All this in turn led to the thought that "faith" (in whatever, something outside or inside) can't be "a creation to assuage the fear of a reducible individuality." "Fear of a reducible individuality" is a quite contemporary phenomenon, and "faith," the ability/inclination to accept something not yet shown to be so, is much older. Moreover, the point of the brain's activity is to explore possibilities rather than to achieve definitive answers. From this perspective, "faith" can be thought of not negatively but rather, as William James did, as positive: it opens new directions for exploration.
We didn't actually get in the conversation to one of the starting questions, but my thinking was advanced by having it posed to me in the form it was, and my suggested response to it seems, to me at least, to round out the set of issues on the table in a satisfying way.
"if our experiences and therefore our identities are tied to our bodies, what happens to our 'souls'"?

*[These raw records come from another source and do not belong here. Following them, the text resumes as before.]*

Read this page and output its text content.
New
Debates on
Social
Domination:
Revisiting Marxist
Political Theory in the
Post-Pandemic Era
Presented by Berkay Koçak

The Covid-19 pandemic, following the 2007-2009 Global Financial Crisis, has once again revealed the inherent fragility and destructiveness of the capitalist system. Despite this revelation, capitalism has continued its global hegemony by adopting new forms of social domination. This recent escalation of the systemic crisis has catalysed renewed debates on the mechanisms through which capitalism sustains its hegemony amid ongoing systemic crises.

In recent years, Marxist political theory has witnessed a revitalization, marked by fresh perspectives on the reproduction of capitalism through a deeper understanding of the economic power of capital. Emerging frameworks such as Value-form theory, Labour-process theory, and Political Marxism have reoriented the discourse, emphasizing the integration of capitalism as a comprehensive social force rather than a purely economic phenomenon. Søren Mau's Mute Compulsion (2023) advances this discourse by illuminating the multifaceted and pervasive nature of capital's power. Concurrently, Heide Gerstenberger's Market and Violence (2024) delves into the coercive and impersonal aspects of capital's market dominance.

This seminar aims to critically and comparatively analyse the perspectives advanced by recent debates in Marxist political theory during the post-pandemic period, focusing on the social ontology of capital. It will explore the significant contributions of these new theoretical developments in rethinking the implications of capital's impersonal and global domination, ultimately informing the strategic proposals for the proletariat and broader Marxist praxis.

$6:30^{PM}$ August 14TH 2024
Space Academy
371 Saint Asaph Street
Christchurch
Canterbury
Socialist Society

"a given soul/mind typically exists in varying forms in several brains/bodies rather than being tied to only to a single body/brain"
Perhaps one can think of "soul" as a concept ("construction") created to acknowledge a sense of self-identity that seems indeed to transcend the body in at least two senses interestingly related to one another. One is that other people recognize/acknowledge/relate to it and the other is that it persists after the death of a particular body. I am, of course, not in general the only one involved in my "self-identity," it is to varying degrees co-created with other people and carried and further evolved by them as well as by me, not in identical but in closely related forms. To put it differently, the fact that "self-identity" is material needn't be understood to mean that it ceases to exist with the dissolution of a particular material entity.
I've been reading a wonderful biography of William James recently (William James: In the Maelstrom of American Modernism by Robert Richardson). My suspicion that James is no longer personally involved in evolving his own self identity in no way whatsoever detracts from my appreciation for his continuing existence and the contributions of that to the ongoing evolution of my own. Nor from my strong sense of being a useful participant in the continuing evolution of his.
Comments
linking love?
Recent posts about love and "agapasm" resonate with this one in relation to the possible connection between the co-evolution of mind(s) and love. The idea that given souls or minds exist in varying forms in several brains and bodies seems to suggest that interpersonal, over-time connections are important to whatever we mean and do by the idea of self-identity. My sense is that while these connections do not have to be (and, indeed, often are not) shared in material terms (by souls being embodied in shared time and space), they are sometimes, and importantly, so. That is, Paul's involvement in James' ongoing evolution and James' in Paul's are not, but at the same time they are when channeled by us, their readers. The reader/writer relation seems to be a particularly rich case of this kind of involvement/co-evolution. At the same time, I think people, by loving, are in a sense reading and writing one another by their generous regard, and constancy. So yes, it makes sense to think of "self" as a name for after-effects of choosing, but our co-evolution as readers and writers of one another makes some of these choices, like the language with which we represent them, deeply intersubjective.